Se una poesia non agisce, non è poesia. Lo dice il suo stesso etimo, poiein. L’esperienza della poesia ci trasforma proprio perché accade ora, attraverso le parole, portandoci in una dimensione altra dove, prima di comprendere, è necessario affidarsi a qualcosa di più grande. Mi piace pensare, con Brunella Antomarini, alla poesia come erede di rituali arcaici in cui avveniva la risoluzione di drammi e conflitti; anche ora, di fronte alla pagina, siamo chiamati a tornare in quello «stato di coinvolgimento globale, guidato dal corpo, seguito dalla mente», in cui si apre uno spazio di presenza che permette una trasformazione. In questo senso, come scrive Cortellessa, la poesia «lascia in noi una traccia incancellabile», che non può essere elusa o ignorata proprio perché riguarda la parte più profonda di noi che, attraverso l’esperienza poetica, torna ad essere.

Soffermandoci sull’aspetto formale delle tue raccolte principali, Mala kruna, Pasta madre e Libretto di transito, si nota come tu coltivi, a partire da quest’ultima, riprendendo una celebre definizione di Berardinelli, una tendenza di poesia che va verso la prosa. La lirica moderna, o postmoderna, non si limita più infatti solo alla lirica, ma sperimenta una varietà di generi che vanno dalla narrativa al teatro, dalla saggistica alla satira, riappropriandosi di tutta una serie di istituzioni che il Novecento aveva dismesso. Come intendi e coniughi queste diverse tensioni all’interno dei tuoi testi, in un lavoro che è partito da una forma lirica per poi passare, in parte, all’adozione di elementi più decisamente prosastici? Quali forme, ad oggi, tendi a prediligere e, se è possibile chiederlo, per quali ragioni? Come negli anni è cambiata la tua percezione di lirica, di poesia?

La scrittura in prosa è stata spesso il terreno in cui ho riconosciuto i semi della poesia.
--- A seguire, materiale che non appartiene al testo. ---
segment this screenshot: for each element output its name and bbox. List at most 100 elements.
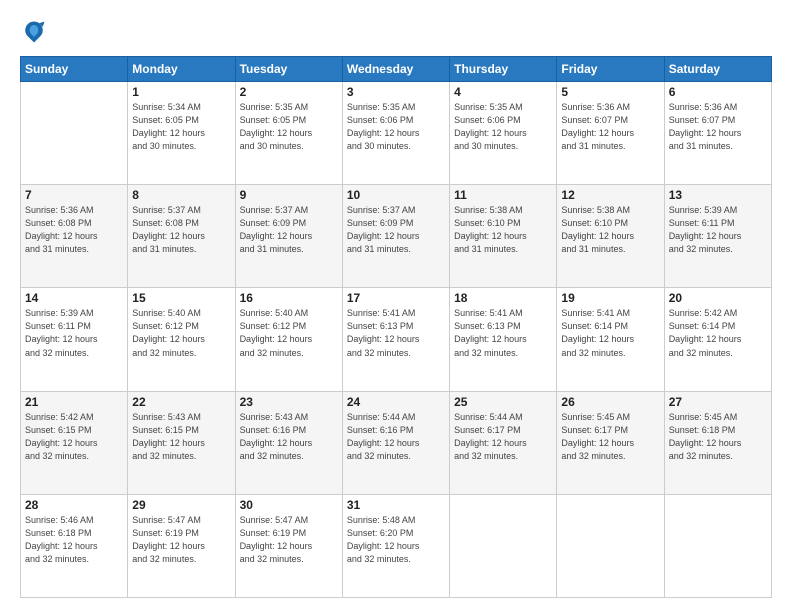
- day-info: Sunrise: 5:41 AM Sunset: 6:13 PM Dayligh…: [454, 307, 552, 359]
- day-info: Sunrise: 5:36 AM Sunset: 6:08 PM Dayligh…: [25, 204, 123, 256]
- day-number: 2: [240, 85, 338, 99]
- day-number: 25: [454, 395, 552, 409]
- calendar-week-4: 21Sunrise: 5:42 AM Sunset: 6:15 PM Dayli…: [21, 391, 772, 494]
- weekday-header-thursday: Thursday: [450, 57, 557, 82]
- weekday-header-tuesday: Tuesday: [235, 57, 342, 82]
- weekday-header-sunday: Sunday: [21, 57, 128, 82]
- day-number: 20: [669, 291, 767, 305]
- day-number: 21: [25, 395, 123, 409]
- day-info: Sunrise: 5:48 AM Sunset: 6:20 PM Dayligh…: [347, 514, 445, 566]
- weekday-header-monday: Monday: [128, 57, 235, 82]
- logo-icon: [20, 18, 48, 46]
- calendar-cell: 2 Sunrise: 5:35 AM Sunset: 6:05 PM Daylig…: [235, 82, 342, 185]
- calendar-cell: [450, 494, 557, 597]
- day-info: Sunrise: 5:44 AM Sunset: 6:17 PM Dayligh…: [454, 411, 552, 463]
- calendar-cell: 26 Sunrise: 5:45 AM Sunset: 6:17 PM Dayli…: [557, 391, 664, 494]
- calendar-week-3: 14 Sunrise: 5:39 AM Sunset: 6:11 PM Dayli…: [21, 288, 772, 391]
- calendar-cell: 1 Sunrise: 5:34 AM Sunset: 6:05 PM Daylig…: [128, 82, 235, 185]
- day-number: 15: [132, 291, 230, 305]
- calendar-cell: 9 Sunrise: 5:37 AM Sunset: 6:09 PM Daylig…: [235, 185, 342, 288]
- day-info: Sunrise: 5:43 AM Sunset: 6:16 PM Dayligh…: [240, 411, 338, 463]
- calendar-cell: 22Sunrise: 5:43 AM Sunset: 6:15 PM Dayli…: [128, 391, 235, 494]
- day-info: Sunrise: 5:47 AM Sunset: 6:19 PM Dayligh…: [132, 514, 230, 566]
- day-info: Sunrise: 5:38 AM Sunset: 6:10 PM Dayligh…: [454, 204, 552, 256]
- calendar-cell: 5 Sunrise: 5:36 AM Sunset: 6:07 PM Daylig…: [557, 82, 664, 185]
- weekday-header-friday: Friday: [557, 57, 664, 82]
- calendar-cell: 24Sunrise: 5:44 AM Sunset: 6:16 PM Dayli…: [342, 391, 449, 494]
- day-info: Sunrise: 5:35 AM Sunset: 6:06 PM Dayligh…: [454, 101, 552, 153]
- day-number: 14: [25, 291, 123, 305]
- day-number: 19: [561, 291, 659, 305]
- day-number: 12: [561, 188, 659, 202]
- calendar-cell: 12 Sunrise: 5:38 AM Sunset: 6:10 PM Dayli…: [557, 185, 664, 288]
- calendar-week-5: 28Sunrise: 5:46 AM Sunset: 6:18 PM Dayli…: [21, 494, 772, 597]
- day-info: Sunrise: 5:37 AM Sunset: 6:08 PM Dayligh…: [132, 204, 230, 256]
- calendar-cell: 23 Sunrise: 5:43 AM Sunset: 6:16 PM Dayli…: [235, 391, 342, 494]
- day-info: Sunrise: 5:40 AM Sunset: 6:12 PM Dayligh…: [132, 307, 230, 359]
- calendar-cell: 30Sunrise: 5:47 AM Sunset: 6:19 PM Dayli…: [235, 494, 342, 597]
- day-number: 27: [669, 395, 767, 409]
- calendar-cell: 3Sunrise: 5:35 AM Sunset: 6:06 PM Daylig…: [342, 82, 449, 185]
- day-number: 22: [132, 395, 230, 409]
- day-info: Sunrise: 5:39 AM Sunset: 6:11 PM Dayligh…: [669, 204, 767, 256]
- day-info: Sunrise: 5:37 AM Sunset: 6:09 PM Dayligh…: [240, 204, 338, 256]
- day-number: 29: [132, 498, 230, 512]
- calendar-cell: 10Sunrise: 5:37 AM Sunset: 6:09 PM Dayli…: [342, 185, 449, 288]
- day-info: Sunrise: 5:36 AM Sunset: 6:07 PM Dayligh…: [669, 101, 767, 153]
- day-number: 16: [240, 291, 338, 305]
- calendar-cell: 28Sunrise: 5:46 AM Sunset: 6:18 PM Dayli…: [21, 494, 128, 597]
- calendar-cell: 16 Sunrise: 5:40 AM Sunset: 6:12 PM Dayli…: [235, 288, 342, 391]
- calendar-cell: 25 Sunrise: 5:44 AM Sunset: 6:17 PM Dayli…: [450, 391, 557, 494]
- calendar-cell: 13 Sunrise: 5:39 AM Sunset: 6:11 PM Dayli…: [664, 185, 771, 288]
- day-info: Sunrise: 5:41 AM Sunset: 6:14 PM Dayligh…: [561, 307, 659, 359]
- header: [20, 18, 772, 46]
- calendar-week-2: 7 Sunrise: 5:36 AM Sunset: 6:08 PM Daylig…: [21, 185, 772, 288]
- day-number: 23: [240, 395, 338, 409]
- day-info: Sunrise: 5:38 AM Sunset: 6:10 PM Dayligh…: [561, 204, 659, 256]
- day-number: 3: [347, 85, 445, 99]
- calendar-cell: 8 Sunrise: 5:37 AM Sunset: 6:08 PM Daylig…: [128, 185, 235, 288]
- calendar-cell: 14 Sunrise: 5:39 AM Sunset: 6:11 PM Dayli…: [21, 288, 128, 391]
- day-info: Sunrise: 5:36 AM Sunset: 6:07 PM Dayligh…: [561, 101, 659, 153]
- calendar-cell: 15 Sunrise: 5:40 AM Sunset: 6:12 PM Dayli…: [128, 288, 235, 391]
- calendar-cell: 17Sunrise: 5:41 AM Sunset: 6:13 PM Dayli…: [342, 288, 449, 391]
- day-number: 26: [561, 395, 659, 409]
- calendar-cell: 20 Sunrise: 5:42 AM Sunset: 6:14 PM Dayli…: [664, 288, 771, 391]
- calendar-cell: 31Sunrise: 5:48 AM Sunset: 6:20 PM Dayli…: [342, 494, 449, 597]
- logo: [20, 18, 52, 46]
- calendar-cell: [557, 494, 664, 597]
- weekday-header-row: SundayMondayTuesdayWednesdayThursdayFrid…: [21, 57, 772, 82]
- calendar-cell: 7 Sunrise: 5:36 AM Sunset: 6:08 PM Daylig…: [21, 185, 128, 288]
- day-info: Sunrise: 5:34 AM Sunset: 6:05 PM Dayligh…: [132, 101, 230, 153]
- day-number: 11: [454, 188, 552, 202]
- calendar-cell: 4Sunrise: 5:35 AM Sunset: 6:06 PM Daylig…: [450, 82, 557, 185]
- calendar-cell: 27 Sunrise: 5:45 AM Sunset: 6:18 PM Dayli…: [664, 391, 771, 494]
- calendar-cell: 19 Sunrise: 5:41 AM Sunset: 6:14 PM Dayli…: [557, 288, 664, 391]
- calendar-cell: 21Sunrise: 5:42 AM Sunset: 6:15 PM Dayli…: [21, 391, 128, 494]
- calendar-cell: 18 Sunrise: 5:41 AM Sunset: 6:13 PM Dayli…: [450, 288, 557, 391]
- day-info: Sunrise: 5:39 AM Sunset: 6:11 PM Dayligh…: [25, 307, 123, 359]
- day-info: Sunrise: 5:42 AM Sunset: 6:14 PM Dayligh…: [669, 307, 767, 359]
- day-number: 9: [240, 188, 338, 202]
- day-number: 7: [25, 188, 123, 202]
- day-info: Sunrise: 5:45 AM Sunset: 6:18 PM Dayligh…: [669, 411, 767, 463]
- day-number: 13: [669, 188, 767, 202]
- weekday-header-saturday: Saturday: [664, 57, 771, 82]
- day-number: 10: [347, 188, 445, 202]
- day-number: 18: [454, 291, 552, 305]
- day-number: 24: [347, 395, 445, 409]
- day-number: 8: [132, 188, 230, 202]
- calendar-cell: 11 Sunrise: 5:38 AM Sunset: 6:10 PM Dayli…: [450, 185, 557, 288]
- weekday-header-wednesday: Wednesday: [342, 57, 449, 82]
- day-info: Sunrise: 5:47 AM Sunset: 6:19 PM Dayligh…: [240, 514, 338, 566]
- day-info: Sunrise: 5:35 AM Sunset: 6:05 PM Dayligh…: [240, 101, 338, 153]
- calendar-cell: 29 Sunrise: 5:47 AM Sunset: 6:19 PM Dayli…: [128, 494, 235, 597]
- day-number: 1: [132, 85, 230, 99]
- day-number: 5: [561, 85, 659, 99]
- day-info: Sunrise: 5:40 AM Sunset: 6:12 PM Dayligh…: [240, 307, 338, 359]
- day-number: 17: [347, 291, 445, 305]
- day-info: Sunrise: 5:45 AM Sunset: 6:17 PM Dayligh…: [561, 411, 659, 463]
- day-number: 6: [669, 85, 767, 99]
- day-info: Sunrise: 5:46 AM Sunset: 6:18 PM Dayligh…: [25, 514, 123, 566]
- calendar-cell: [21, 82, 128, 185]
Brevi appunti lasciati nel mio taccuino, riletti a distanza di tempo potevano lasciare emergere immagini-guida, portatrici di un significato che cresce quanto più gli riserviamo attenzione. I primi versi sono nati seguendo una metrica interiore; un istintivo computo di sillabe mi dava la sensazione di una forma compiuta, dentro cui poteva trovare pace la mia incertezza. Così è stato nel passaggio dai tanti quaderni e foglietti sparsi al primo libro, Mala kruna. Riflettendo sul lavoro fatto sono nate le prose di poetica Un verso è una vasca e altri appunti sulla poesia. Con il libro seguente, la scrittura si è addensata come Pasta madre, affidata alle mani dell’altro per compiersi. Libretto di transito è nato come il tentativo di uscire da quella lingua e di guadagnarmi uno spazio più ampio, dove poter accompagnare il fluire delle immagini. Liberata dal campo di forza che gravita tra l’inizio-fine del verso, non riuscivo a orientarmi, sentivo il rischio di una forma intermedia, che abdica sia alla poesia che al racconto e sembra reggersi su un equilibrio sottile, da ritrovare ogni volta. Poi mi sono accorta che, in fondo, quei testi erano poesie che non andavano a capo. Nascevano dallo stesso rapporto con il silenzio che genera la poesia. Il mio nuovo libro, Tutti gli occhi che ho aperto, unisce sia poesia in versi che in prosa e, nella parte finale, anche una forma di prosa vicina al diario poetico di viaggio; la penultima sequenza, Diario di passo, raccoglie infatti alcuni estratti di Taccuino croato, uscito l’anno scorso in Come tradurre la neve (AnimaMundi). Forse questa particolare condizione esistenziale e storica che sento di “transito”, di “passo”, mi ha portata verso una forma aperta che tenta di accogliere sia le illuminazioni che il fluire frammentato delle immagini.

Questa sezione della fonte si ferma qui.